Nel gioco, Matteo non esprime direttamente il conflitto, ma lo mette in scena. Le macchinine in fila potrebbero rappresentare il suo bisogno di coerenza, di regole chiare, di una direzione condivisa. È come se dicesse: “Aiutatemi a capire dove andare. Aiutatemi a mettere ordine.”
Ma potremmo anche vedere questo gesto ripetitivo e preciso come una funzione calmante. È come se dicesse:
“Mettere in fila le macchinine è come mettere in fila i pensieri, le emozioni, le paure. ‘Qui comando io, qui tutto ha un posto’.” “Qui posso decidere io. Qui tutto è chiaro.”

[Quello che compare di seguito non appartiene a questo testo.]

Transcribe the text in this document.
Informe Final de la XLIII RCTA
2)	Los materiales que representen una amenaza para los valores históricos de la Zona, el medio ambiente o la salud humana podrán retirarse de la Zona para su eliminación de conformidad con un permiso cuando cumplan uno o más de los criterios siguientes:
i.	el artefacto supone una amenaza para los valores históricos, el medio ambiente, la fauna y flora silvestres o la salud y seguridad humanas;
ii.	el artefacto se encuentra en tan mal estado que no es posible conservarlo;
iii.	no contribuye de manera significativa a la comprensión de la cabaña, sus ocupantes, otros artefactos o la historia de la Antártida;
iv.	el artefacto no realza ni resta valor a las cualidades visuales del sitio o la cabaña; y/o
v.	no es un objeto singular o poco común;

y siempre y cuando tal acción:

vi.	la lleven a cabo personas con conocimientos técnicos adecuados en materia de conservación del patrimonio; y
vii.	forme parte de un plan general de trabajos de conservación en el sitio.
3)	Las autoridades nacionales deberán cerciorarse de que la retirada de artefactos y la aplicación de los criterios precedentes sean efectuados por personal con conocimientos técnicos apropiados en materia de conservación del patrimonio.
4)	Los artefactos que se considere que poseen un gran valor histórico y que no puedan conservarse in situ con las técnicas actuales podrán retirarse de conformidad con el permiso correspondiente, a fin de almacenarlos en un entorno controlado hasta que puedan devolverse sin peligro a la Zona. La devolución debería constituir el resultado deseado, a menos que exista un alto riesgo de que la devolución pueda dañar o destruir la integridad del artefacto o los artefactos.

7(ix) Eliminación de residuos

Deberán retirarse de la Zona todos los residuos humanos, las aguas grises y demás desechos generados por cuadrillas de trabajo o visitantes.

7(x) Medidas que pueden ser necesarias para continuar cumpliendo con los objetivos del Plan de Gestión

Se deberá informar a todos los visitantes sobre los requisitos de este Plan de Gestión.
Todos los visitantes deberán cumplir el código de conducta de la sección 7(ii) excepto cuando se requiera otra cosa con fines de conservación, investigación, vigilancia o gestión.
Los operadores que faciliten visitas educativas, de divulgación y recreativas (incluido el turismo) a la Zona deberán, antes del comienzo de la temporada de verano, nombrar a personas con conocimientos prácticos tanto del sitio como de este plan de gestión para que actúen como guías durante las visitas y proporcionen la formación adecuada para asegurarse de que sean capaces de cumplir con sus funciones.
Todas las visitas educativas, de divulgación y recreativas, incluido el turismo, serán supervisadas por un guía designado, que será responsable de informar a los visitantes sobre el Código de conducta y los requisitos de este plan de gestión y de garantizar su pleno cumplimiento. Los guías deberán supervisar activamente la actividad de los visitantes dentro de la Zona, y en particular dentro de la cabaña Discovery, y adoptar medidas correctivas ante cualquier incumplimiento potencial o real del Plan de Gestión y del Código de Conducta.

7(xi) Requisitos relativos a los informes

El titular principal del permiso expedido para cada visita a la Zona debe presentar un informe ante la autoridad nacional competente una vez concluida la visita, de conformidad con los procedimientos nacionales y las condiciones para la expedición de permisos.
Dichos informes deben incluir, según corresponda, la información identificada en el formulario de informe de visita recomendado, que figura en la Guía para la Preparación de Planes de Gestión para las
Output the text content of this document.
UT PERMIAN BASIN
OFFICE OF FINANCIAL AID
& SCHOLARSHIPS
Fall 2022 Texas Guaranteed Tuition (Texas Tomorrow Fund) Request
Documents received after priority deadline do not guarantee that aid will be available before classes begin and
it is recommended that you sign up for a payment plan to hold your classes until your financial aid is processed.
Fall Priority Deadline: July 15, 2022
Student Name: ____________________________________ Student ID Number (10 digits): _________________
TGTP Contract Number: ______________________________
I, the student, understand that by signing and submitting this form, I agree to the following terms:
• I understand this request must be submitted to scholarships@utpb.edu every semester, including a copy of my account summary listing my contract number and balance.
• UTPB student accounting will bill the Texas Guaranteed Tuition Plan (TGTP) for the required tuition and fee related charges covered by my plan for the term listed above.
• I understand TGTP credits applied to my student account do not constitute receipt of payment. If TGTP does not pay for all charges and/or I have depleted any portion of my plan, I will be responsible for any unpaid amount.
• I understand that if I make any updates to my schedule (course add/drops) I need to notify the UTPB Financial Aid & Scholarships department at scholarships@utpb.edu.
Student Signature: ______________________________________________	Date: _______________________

Spunto per il lavoro con i genitori
Durante il colloquio, si può condividere questa osservazione con delicatezza, sottolineando che il gioco di Matteo non è “solo gioco”, ma una forma di linguaggio. Si può proporre ai genitori di riflettere su come le loro differenze educative impattano sul vissuto del bambino, e come una maggiore coerenza possa offrirgli sicurezza.
“Matteo ci sta mostrando, attraverso il gioco, che ha bisogno di una direzione chiara. Non necessariamente identica, ma almeno armonica.”